- The Washington Times - Tuesday, January 16, 2001

The U.S. Senate opens its confirmation circus this morning, and some of the senators haven't had this much fun tormenting devout Christians since the Romans amused themselves throwing believers to the lions.

Sen. Charles Schumer of New York, one of the most partisan of the Democrats, suggested yesterday that John Ashcroft's faith might even have damaged his mind. Like, uh, anyone who really believes that Christ stuff must be a little nuts.

"It may be," says Mr. Schumer, "that his philosophical and ideological beliefs are so deep that even if he believes he is enforcing the law, he isn't."

Other Democrats, expecting to lose their fight to prevent Mr. Ashcroft from making it to the Bush Cabinet, warn darkly that even if he is confirmed he can expect further harassment. "If he says one thing at the hearings, and then does something else as attorney general," a Democratic aide hiding bravely behind the usual anonymity, told Reuters, "we'd call him back and ask him to explain why."

Mr. Ashcroft's tormentors continued yesterday to look for ringers to use against his candidacy. An "interfaith" group of somewhat vague ancestry, which appears to comprise the usual suspects accustomed to preaching to empty pews, urged the Senate Judiciary Committee, which opens hearings this morning, to ask Mr. Ashcroft the usual when-did-you-stop-beating-your-wife question: If confirmed, would he allow Christianity to be imposed on public institutions and sanction discrimination against other faiths.
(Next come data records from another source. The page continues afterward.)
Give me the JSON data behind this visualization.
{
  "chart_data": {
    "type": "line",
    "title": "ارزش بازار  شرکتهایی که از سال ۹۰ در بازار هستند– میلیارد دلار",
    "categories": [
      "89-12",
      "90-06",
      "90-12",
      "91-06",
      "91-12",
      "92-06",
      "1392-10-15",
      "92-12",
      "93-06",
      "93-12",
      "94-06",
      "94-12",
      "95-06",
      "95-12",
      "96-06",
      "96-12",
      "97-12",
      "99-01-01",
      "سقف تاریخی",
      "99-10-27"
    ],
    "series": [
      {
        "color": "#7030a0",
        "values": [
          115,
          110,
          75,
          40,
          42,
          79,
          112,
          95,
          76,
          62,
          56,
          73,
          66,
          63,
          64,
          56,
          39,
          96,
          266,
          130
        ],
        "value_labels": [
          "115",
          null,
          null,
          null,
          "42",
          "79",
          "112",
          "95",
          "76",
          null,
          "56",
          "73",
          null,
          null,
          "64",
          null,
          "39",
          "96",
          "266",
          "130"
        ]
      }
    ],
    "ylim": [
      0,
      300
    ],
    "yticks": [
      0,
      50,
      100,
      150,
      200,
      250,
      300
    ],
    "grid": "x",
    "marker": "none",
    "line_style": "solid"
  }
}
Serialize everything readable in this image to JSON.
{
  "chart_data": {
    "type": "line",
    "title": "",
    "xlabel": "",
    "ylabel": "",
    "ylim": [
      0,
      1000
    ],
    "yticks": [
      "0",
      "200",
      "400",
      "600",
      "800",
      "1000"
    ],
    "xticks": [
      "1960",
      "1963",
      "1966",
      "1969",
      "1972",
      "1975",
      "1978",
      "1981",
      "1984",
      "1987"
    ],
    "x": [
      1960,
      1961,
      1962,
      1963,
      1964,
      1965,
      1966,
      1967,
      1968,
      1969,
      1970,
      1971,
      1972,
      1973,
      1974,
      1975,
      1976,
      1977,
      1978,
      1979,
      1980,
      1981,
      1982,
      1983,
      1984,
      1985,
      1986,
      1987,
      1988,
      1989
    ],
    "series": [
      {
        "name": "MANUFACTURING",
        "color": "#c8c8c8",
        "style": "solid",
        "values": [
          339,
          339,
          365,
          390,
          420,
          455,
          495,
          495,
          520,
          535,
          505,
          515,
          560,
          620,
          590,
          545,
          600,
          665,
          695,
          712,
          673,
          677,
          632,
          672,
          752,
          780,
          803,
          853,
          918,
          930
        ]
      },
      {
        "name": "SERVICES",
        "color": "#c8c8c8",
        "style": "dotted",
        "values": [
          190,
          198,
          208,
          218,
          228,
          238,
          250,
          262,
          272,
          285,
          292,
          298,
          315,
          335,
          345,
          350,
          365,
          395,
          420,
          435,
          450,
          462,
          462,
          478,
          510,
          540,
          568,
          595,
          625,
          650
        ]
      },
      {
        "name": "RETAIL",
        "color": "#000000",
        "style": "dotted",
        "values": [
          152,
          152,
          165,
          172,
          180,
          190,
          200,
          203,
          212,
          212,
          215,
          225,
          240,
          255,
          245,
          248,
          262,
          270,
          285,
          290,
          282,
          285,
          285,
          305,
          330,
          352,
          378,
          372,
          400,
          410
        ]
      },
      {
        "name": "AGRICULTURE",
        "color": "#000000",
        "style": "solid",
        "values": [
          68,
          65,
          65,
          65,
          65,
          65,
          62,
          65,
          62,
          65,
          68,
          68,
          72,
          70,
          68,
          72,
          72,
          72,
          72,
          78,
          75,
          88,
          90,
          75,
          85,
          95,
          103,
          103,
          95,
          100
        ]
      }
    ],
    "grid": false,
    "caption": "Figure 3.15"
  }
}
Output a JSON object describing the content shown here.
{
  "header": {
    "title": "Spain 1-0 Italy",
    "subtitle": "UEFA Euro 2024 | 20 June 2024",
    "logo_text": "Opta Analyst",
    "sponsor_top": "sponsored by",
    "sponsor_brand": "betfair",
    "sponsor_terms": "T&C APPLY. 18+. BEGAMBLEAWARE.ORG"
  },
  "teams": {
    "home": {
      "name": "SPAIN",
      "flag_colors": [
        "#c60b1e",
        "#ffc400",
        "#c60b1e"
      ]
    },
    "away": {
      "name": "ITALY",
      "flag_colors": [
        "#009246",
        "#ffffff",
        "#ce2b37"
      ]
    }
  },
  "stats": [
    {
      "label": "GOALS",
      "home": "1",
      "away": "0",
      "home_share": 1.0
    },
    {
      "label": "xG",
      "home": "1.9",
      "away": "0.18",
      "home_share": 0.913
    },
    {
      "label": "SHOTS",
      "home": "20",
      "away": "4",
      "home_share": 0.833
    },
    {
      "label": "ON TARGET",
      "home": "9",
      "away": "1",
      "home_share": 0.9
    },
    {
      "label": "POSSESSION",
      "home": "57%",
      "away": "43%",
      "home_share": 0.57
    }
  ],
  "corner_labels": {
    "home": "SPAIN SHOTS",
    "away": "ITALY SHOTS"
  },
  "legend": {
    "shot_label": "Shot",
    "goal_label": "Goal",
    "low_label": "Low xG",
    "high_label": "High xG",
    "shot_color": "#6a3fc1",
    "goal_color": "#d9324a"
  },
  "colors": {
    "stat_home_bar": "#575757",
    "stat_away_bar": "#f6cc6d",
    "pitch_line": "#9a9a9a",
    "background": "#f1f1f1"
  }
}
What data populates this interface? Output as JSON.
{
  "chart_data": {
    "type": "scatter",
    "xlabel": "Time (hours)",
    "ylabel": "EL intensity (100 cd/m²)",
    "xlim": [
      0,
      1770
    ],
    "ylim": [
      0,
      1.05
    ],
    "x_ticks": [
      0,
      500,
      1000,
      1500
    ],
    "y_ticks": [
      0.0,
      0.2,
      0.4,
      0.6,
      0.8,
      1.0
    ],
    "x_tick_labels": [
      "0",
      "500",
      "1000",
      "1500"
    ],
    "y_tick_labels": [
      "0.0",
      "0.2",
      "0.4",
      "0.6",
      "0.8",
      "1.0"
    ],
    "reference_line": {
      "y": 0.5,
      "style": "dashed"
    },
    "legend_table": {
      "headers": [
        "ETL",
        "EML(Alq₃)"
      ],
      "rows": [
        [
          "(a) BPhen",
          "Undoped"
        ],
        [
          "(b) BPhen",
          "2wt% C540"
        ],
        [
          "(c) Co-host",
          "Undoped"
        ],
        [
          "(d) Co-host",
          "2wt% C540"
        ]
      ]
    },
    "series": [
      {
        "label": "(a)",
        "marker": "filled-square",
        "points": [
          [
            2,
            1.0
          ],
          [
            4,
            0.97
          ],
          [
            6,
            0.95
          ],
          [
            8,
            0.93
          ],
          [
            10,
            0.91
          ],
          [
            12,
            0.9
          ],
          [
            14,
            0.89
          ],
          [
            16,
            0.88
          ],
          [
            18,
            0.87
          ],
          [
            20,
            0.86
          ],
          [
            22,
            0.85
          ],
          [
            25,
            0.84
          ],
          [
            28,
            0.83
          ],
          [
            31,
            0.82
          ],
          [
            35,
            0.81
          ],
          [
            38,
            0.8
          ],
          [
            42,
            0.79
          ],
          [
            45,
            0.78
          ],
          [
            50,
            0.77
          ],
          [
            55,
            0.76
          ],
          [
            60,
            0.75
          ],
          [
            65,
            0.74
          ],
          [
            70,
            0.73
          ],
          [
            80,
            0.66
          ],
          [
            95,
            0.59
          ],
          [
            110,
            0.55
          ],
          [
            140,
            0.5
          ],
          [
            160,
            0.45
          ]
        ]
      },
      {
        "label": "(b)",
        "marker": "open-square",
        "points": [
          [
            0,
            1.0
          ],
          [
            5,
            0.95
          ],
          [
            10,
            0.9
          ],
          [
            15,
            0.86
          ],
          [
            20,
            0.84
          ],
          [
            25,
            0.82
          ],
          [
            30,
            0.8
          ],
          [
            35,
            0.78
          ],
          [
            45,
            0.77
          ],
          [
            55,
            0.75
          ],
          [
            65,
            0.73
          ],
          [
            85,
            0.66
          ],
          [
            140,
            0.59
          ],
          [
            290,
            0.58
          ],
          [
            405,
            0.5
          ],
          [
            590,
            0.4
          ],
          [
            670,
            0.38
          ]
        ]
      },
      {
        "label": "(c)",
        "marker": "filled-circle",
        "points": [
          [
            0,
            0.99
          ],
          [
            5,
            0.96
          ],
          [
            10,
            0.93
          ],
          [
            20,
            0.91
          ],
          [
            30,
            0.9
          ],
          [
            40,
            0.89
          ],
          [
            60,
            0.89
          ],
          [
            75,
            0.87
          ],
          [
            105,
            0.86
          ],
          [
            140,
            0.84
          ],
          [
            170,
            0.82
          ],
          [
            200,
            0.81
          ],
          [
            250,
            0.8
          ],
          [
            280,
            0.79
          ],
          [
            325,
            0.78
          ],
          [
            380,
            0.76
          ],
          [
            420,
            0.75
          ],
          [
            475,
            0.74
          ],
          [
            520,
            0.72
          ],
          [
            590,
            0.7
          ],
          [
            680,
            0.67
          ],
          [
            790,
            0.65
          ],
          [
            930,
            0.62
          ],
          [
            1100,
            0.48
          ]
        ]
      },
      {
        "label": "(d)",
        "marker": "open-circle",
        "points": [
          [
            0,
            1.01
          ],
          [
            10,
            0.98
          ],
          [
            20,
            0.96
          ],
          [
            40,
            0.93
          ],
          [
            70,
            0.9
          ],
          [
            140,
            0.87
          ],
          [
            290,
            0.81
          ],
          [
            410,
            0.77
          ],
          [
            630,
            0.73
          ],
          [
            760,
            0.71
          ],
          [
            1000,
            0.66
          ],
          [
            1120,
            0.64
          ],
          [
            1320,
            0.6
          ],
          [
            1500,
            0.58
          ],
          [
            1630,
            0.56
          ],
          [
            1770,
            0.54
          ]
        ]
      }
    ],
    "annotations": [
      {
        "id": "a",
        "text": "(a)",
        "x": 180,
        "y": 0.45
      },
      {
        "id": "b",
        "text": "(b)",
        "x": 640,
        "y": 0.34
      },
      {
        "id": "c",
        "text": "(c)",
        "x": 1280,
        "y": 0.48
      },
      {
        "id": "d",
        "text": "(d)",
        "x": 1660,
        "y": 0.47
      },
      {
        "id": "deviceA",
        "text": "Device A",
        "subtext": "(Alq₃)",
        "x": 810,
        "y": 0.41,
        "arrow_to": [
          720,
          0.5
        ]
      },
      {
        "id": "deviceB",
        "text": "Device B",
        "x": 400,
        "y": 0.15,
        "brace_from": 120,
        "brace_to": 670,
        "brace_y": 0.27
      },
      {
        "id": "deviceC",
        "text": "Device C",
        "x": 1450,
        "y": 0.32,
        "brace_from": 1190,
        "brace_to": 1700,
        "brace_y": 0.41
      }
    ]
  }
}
"Religion in the public square must respect the rights of others to practice faith without imposing one ideology or belief," said the Rev. C. Welton Gaddy, a Baptist preacher who is executive director of the Interfaith Alliance. As the attorney general, Mr. Ashcroft "would be charged with upholding and fully enforcing the constitutional rights and liberties of faith groups that he clearly judges to be wrong and in need of correction." Mr. Gaddy does not say which "faith groups" he thinks Mr. Ashcroft believes are "wrong" and "in need of correction." (Several bystanders were all but overcome by the stench of the sanctimony.)

Nor does Mr. Gaddy acknowledge that Mr. Ashcroft has, in the past, said emphatically that his own Pentecostal faith like Mr. Gaddy's professed Baptist faith teaches that it is wrong to impose his religious beliefs on others. Mr. Ashcroft's critics take care to pay tribute to his reputation as a man of conscience and character.

But religious divines like C. Welton Gaddy and his colleagues do not actually believe that Mr. Ashcroft intends to send federal agents armed with automatic rifles into private homes (that was Janet Reno's schtick) to make them sing "Amazing Grace, How Sweet the Sound" any more than the Revs. Jesse Jackson and Al Sharpton believe that Mr. Ashcroft will haul out the fire hoses and unleash the Dobermans to drive little black children back to the cotton fields.

Charles Evers, the brother of slain civil rights leader Medgar Evers, is right about John Ashcroft, and they know it. Mr. Evers, the former mayor of Fayette, Miss., sent letters yesterday on behalf of Mr. Ashcroft to two members of the Judiciary Committee, Teddy Kennedy of Massachusetts, who with Rep. Barney Frank of Massachusetts guards the pure blue flame of morality as Democrats understand it, and Orrin Hatch of Utah, the Republican chairman. "Senator Ashcroft is a man of tremendous experience and high integrity," Mr. Evers wrote. "The allegations of racism against him are not supported by facts. A look at Senator Ashcroft's record as governor of Missouri and as a United States senator shows that he voted to confirm 23 of 26 African American judicial appointments."

It's all in the game, and the game is to strangle the new administration in the cradle as the overture to '04. A key handful of the Democratic senators, including but not limited to the junior senator from New York, are already candidates, and the first opportunity to put down markers arrives this morning.

The Democrats not only understand knee-in-the-groin, thumb-in-the-eye politics, but relish it, like the cowboy who rides into town on Saturday night looking for a saloon to break up and goes home disappointed if neither eye has been blackened. It's John Ashcroft's luck, if he will pardon the metaphor, that the Democrats elected his saloon.

George W. knows this, and he must hope that all his men (and women) understand this, too. No matter how rough the fight gets, no matter how tempting it may be to retreat into Republican tradition and turn tail, they cannot even for a nanosecond entertain thoughts of pulling the plug. Not this time, or they're all dead.